By Julia Karow
This story was originally published on August 5.
Roche plans to take "significant share" from the Sanger sequencing market as well as focus on specific applications, including medical ones, for its 454 technology, according to 454 Life Sciences' CEO.
In addition, with its partner IBM, the company is developing a successor technology that it estimates will take five to seven years to bring to market.
Sequencing was a billion-dollar market last year, 454 Life Sciences President and CEO Chris McLeod told investors during a Roche event at the American Association for Clinical Chemistry annual meeting last month, and is poised to grow to $1.6 billion over the next five years.
The growth will be driven by next-generation sequencing, driven by an increase in large-scale resequencing of human genomes and because it will start taking market share from Sanger sequencing, McLeod said.
The next-gen sequencing market is split into different applications, he said, and while Roche expects human genome resequencing to be the largest one, it believes the 454 technology — due to its long reads and high accuracy — best addresses de novo genome sequencing, metagenomics, and targeted sequencing.
But the company also aims to take a slice from the existing Sanger market, both by extending its read length to Sanger-like 800 bases and by selling its lower-cost, lower-throughput instrument — the GS Junior — which "puts next-generation sequencing on the benchtop of the individual researcher."
In addition, the company will be "trying to leverage the strength of Roche Diagnostics" to apply its technology in the diagnostic field.
McLeod said that early-access customers have already been testing a long-read package for the GS FLX that takes them "into the neighborhood" of 600 bases per read. In a second testing phase, they will reach an average of 800 bases per read, and up to 1,000. Roche plans to launch the long-read package globally in early 2011, he said.
So far, 454 has seen "good acceptance" for the GS Junior, a desktop sequencer it launched in May (IS 12/1/2009). "The initial response is above our forecast, and we are working hard to make sure that we meet demand and that our customers have a great experience," McLeod said. The instrument costs about a fifth of the GS FLX — or on the order of $100,000 — and produces about 35 megabases of data with 400-base pair reads in a 10-hour run.
In order to facilitate certain targeted sequencing applications, 454 is also developing a number of primer sets — the first one for high-resolution HLA genotyping, which is currently mostly performed by Sanger sequencing. While that method is "very expensive and very slow," because it requires multiple steps to achieve unambiguous allele calls, "454 sequencing, in a single run of the Junior, will be able to deliver tens of different high-resolution HLA genotypes, with very unambiguous allele calls," he said.

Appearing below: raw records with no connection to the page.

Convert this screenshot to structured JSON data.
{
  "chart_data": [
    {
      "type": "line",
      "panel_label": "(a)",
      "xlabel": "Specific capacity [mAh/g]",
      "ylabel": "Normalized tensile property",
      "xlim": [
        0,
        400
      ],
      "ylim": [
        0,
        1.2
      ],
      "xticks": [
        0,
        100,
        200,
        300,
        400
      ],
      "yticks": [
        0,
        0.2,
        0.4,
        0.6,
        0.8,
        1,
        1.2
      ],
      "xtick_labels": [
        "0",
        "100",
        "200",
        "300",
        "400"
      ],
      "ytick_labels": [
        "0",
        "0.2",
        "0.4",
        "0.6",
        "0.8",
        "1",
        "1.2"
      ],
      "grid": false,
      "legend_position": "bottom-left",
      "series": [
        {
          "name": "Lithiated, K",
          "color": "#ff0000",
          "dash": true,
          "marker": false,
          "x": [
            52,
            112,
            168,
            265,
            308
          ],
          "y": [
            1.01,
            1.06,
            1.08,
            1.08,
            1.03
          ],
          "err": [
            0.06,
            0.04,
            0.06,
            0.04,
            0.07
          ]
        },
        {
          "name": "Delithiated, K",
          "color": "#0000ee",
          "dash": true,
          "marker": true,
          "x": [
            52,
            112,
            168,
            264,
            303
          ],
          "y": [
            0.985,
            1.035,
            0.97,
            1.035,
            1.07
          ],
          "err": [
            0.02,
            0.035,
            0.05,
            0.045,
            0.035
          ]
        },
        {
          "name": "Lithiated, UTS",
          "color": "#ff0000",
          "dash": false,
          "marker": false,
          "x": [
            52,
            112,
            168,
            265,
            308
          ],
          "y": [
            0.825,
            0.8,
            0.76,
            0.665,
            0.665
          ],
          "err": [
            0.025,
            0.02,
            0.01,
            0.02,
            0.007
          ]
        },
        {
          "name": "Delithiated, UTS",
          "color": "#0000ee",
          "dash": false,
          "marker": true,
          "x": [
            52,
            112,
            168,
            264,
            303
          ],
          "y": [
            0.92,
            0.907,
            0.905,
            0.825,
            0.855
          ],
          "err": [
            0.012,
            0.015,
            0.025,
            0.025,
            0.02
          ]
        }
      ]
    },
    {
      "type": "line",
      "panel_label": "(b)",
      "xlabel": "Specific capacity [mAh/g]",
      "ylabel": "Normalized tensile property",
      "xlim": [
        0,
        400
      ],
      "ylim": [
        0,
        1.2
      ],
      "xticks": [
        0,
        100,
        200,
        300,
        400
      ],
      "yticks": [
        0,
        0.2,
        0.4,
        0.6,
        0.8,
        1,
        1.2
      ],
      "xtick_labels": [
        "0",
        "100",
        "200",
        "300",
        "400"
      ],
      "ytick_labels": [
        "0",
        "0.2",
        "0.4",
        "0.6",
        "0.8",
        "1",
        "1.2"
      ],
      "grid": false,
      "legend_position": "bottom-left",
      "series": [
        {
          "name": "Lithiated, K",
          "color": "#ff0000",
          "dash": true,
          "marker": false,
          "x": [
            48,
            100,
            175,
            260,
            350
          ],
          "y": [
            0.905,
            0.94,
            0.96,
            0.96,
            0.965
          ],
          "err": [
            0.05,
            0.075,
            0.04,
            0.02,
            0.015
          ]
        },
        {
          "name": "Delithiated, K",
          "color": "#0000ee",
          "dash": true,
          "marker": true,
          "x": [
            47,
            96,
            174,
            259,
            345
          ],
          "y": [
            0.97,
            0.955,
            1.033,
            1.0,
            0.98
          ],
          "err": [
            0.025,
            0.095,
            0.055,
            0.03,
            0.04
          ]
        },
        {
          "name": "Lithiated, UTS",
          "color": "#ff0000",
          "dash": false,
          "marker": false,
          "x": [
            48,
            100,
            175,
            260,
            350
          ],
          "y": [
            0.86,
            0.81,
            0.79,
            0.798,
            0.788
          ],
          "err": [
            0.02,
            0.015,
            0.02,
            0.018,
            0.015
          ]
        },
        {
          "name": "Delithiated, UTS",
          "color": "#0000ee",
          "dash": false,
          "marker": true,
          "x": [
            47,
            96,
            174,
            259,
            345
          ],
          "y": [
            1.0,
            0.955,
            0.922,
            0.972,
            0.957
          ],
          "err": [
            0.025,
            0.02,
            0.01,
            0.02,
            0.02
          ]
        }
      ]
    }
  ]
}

Roche sees two main areas where next-gen sequencing could have diagnostic applications, according to McLeod: One is in virology, for example to detect drug-resistant strains of HIV present at low levels, or to identify emerging novel pathogens. The other is in immunology, where sequencing can be used to profile immune receptors, for example to characterize lymphomas, as well as for HLA genotyping.
Overall, McLeod said, the 454 technology is currently "mid-way up its S-curve" of growth, implying that it will soon plateau, like the Sanger technology. That is why Roche, with its recent partnership with IBM, is already looking for a real-time single-molecule sequencing technology to succeed it (IS 7/6/2010).
The nanopore platform, which will use IBM's DNA transistor technology to control the translocation speed of the DNA, promises very long read length, fast runs, and electrical detection, "which would mean that the instrument itself would not be that expensive," he said. It will also require no amplification, have an easy sample prep, and inexpensive reagents and disposables.
The technical development of the platform will take approximately three years, Roche estimates, followed by another two years or more to turn it into a commercial product, so "we are looking at a five- to seven-year window before we will be able to bring this technology to market," McLeod said.
The nanopore technology, he said, has the potential to sequence a human genome for less than $1,000, "and potentially on the order of $100 per genome."